Heavily doped and positive biasing electric field above the threshold current can assure the radiations of random distributing radiative centers to interfere enhancement. Only particle quantity rollover, just the electronic quantity at high energy levels are much more, the chances of electron jump from a low level to a high energy level are greatly reduced. A lots of electronic radiation jumps are necessary for producing a superradiant output. The initial state of the evolution of a population inverted system to a superradiant state is satisfy spatial coherent condition.

Thanks for your reply!

But frankly speaking, I can't understand what you said. Could you put more detailed description about superradiance, particularly in gas medium?

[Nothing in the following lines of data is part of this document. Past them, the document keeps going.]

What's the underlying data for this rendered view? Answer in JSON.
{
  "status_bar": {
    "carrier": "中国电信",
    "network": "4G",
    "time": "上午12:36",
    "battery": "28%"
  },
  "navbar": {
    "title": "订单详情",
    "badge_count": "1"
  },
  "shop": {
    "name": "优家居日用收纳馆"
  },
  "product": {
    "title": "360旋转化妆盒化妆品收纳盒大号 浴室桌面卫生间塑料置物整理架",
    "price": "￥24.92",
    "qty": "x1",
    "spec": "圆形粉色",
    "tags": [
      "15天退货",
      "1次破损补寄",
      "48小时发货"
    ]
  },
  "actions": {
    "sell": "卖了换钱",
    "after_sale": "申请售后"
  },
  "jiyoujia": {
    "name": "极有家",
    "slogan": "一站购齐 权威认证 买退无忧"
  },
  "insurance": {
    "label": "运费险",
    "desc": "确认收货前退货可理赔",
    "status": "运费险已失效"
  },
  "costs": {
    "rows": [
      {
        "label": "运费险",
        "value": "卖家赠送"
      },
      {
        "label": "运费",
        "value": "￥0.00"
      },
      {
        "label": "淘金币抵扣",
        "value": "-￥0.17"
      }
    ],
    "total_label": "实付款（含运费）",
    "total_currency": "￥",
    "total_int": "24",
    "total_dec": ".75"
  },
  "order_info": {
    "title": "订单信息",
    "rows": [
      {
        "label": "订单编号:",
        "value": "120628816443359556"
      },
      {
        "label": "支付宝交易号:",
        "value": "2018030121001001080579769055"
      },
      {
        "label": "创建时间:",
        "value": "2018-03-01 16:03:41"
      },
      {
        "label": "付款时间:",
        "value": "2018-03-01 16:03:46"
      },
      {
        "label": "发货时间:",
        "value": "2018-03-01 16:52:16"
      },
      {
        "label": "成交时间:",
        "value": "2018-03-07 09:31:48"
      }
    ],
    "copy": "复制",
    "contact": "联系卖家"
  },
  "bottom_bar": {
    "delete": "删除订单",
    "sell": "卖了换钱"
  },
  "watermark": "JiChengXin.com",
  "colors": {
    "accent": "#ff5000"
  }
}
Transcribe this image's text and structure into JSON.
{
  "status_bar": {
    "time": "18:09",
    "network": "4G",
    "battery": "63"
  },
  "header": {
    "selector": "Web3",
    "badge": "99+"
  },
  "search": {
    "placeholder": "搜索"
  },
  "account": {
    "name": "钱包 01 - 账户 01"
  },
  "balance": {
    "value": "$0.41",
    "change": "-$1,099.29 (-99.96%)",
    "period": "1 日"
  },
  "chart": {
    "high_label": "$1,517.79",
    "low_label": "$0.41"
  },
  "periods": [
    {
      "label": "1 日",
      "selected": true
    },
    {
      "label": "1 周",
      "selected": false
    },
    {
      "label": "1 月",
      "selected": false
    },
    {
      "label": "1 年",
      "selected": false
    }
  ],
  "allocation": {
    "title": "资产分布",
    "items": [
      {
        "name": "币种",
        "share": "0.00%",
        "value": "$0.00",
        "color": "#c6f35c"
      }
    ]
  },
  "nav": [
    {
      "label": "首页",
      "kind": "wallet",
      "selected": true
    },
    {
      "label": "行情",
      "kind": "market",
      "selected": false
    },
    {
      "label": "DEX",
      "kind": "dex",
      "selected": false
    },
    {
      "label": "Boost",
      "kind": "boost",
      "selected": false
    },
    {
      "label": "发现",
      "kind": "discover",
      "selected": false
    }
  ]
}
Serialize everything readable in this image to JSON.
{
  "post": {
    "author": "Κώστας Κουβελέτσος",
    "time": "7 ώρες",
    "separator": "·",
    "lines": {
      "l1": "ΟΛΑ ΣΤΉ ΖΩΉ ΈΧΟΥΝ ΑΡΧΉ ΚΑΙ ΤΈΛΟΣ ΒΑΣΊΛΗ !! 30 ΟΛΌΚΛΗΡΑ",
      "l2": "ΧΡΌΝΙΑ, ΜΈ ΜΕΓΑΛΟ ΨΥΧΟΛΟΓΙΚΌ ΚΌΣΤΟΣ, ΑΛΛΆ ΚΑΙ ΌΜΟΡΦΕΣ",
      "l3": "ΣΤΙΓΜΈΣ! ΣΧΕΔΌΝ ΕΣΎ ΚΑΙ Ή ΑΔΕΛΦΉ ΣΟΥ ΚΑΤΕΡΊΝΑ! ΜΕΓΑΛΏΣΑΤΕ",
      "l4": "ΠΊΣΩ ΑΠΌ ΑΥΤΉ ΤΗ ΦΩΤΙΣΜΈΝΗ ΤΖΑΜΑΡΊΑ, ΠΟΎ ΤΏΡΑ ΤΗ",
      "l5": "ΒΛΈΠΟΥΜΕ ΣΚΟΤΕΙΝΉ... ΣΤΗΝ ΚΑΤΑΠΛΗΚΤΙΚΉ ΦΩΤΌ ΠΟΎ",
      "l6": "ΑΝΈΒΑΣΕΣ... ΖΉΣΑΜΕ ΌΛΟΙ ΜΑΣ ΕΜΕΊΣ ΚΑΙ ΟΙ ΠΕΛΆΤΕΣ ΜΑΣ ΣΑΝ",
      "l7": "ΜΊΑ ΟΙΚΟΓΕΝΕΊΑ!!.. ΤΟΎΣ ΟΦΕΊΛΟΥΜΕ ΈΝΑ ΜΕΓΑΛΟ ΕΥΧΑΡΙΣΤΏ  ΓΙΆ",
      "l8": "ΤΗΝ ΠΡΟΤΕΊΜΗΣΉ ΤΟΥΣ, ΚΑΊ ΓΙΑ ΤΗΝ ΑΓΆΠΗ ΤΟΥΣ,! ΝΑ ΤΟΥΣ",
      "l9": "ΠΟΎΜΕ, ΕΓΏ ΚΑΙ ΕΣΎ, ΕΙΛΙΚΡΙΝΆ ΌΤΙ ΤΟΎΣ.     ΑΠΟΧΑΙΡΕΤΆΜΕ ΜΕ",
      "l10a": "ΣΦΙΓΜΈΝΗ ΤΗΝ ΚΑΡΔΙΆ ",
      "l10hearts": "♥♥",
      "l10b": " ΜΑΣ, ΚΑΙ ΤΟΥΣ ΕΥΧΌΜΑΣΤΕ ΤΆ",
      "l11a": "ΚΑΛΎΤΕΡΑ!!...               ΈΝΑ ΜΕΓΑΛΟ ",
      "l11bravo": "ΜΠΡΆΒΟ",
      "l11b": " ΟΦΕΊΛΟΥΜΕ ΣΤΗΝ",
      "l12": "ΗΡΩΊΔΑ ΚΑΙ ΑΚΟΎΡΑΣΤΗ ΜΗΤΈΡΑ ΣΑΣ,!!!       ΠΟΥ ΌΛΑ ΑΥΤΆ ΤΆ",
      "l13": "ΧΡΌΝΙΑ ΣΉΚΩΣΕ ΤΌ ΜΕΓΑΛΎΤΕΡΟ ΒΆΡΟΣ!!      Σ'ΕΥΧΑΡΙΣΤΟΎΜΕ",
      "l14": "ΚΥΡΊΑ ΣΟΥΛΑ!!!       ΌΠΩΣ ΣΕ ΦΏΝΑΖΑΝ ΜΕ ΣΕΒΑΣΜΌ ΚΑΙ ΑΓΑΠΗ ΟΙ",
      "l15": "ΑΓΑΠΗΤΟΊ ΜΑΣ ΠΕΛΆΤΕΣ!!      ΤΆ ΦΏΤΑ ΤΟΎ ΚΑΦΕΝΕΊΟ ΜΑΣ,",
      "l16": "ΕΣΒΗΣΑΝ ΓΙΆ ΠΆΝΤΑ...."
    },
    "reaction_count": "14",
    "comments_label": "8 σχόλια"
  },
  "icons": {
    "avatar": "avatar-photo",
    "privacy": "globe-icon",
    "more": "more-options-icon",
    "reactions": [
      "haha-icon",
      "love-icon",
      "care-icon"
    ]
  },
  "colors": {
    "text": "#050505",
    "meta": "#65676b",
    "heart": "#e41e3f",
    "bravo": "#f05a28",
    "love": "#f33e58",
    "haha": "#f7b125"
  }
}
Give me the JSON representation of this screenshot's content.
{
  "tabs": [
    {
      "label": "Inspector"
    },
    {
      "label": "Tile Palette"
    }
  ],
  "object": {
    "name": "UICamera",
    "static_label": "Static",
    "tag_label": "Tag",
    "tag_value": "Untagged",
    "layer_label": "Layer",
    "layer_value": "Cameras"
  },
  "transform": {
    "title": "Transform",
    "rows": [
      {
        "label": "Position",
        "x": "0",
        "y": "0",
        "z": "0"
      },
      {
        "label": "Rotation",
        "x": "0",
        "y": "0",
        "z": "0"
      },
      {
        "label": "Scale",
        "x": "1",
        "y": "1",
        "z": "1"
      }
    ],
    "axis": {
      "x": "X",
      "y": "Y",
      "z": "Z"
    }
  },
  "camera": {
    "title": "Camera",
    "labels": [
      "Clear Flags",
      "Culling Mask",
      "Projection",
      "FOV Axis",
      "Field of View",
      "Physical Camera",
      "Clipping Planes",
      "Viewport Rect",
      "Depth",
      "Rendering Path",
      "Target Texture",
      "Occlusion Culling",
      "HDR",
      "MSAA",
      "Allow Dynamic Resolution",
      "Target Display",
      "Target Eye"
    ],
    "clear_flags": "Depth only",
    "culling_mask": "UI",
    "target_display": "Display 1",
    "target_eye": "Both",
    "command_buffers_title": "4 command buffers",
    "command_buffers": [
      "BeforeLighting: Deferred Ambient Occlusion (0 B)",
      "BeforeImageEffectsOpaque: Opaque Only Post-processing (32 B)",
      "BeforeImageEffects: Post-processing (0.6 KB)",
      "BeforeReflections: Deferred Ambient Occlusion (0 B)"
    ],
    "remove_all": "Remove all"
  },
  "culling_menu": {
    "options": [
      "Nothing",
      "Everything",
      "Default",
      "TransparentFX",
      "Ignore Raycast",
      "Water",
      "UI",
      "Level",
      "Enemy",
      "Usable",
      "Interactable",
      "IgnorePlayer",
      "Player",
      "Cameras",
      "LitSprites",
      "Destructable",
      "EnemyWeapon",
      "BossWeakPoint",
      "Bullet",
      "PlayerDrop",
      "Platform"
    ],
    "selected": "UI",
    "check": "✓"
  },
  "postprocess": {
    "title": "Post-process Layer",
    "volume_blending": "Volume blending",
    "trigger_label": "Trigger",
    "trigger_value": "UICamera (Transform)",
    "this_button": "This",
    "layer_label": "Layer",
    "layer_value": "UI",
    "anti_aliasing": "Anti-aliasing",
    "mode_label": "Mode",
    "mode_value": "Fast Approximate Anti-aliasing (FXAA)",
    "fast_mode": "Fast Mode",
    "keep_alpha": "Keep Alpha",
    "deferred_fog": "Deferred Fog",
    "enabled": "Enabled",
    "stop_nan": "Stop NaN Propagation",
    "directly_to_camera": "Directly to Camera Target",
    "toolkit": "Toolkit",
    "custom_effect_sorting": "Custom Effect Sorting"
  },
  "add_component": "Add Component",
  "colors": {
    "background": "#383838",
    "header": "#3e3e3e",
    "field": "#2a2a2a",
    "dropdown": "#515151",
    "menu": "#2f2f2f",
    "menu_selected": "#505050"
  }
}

As a literature said, "At first the system undergoes spontaneous emission in various directions at random times. Eventually a photon is emitted along the axis of the sample cell, leading to the excitation of one of the modes of the inverted medium." What do you think about this description?

Super-radiance is one mechanism by which coherent emission from an ensemble of emitters can be achieved- e.g. atoms. In a laser, spontaneous emission will accumulate in a specific spatial mode of the cavity and this will eventually stimulate emission from the population inversion and thus drive atoms into phase with each other and the laser mode. In super-radiance, closely spaced atoms tend to radiate together. This is because atoms are influenced by the radiation produced by their neighbors. Remarkably, even though this is a spontaneous process, the atoms can be driven into phase with each other because of their mutual proximity, which essentially needs to be much smaller than the wavelength of radiation being produced. As far as I know a population inversion is not absolutely necessary for this to occur as it is a spontaneous process. (The maths/physics for this is quite difficult to derive in all but the most simplified cases.) The requirement is for the density of excited emitters to be high. This leads to characteristic time scale over which the atoms can be driven in phase and this needs to be smaller than the radiative lifetime of individual atoms to get the super-radiant effect. I suggest you read the seminal work of Dicke on this. He worked with molecular emission at microwave frequencies where molecular density could be extremely large compared to the wavelength of the radiation.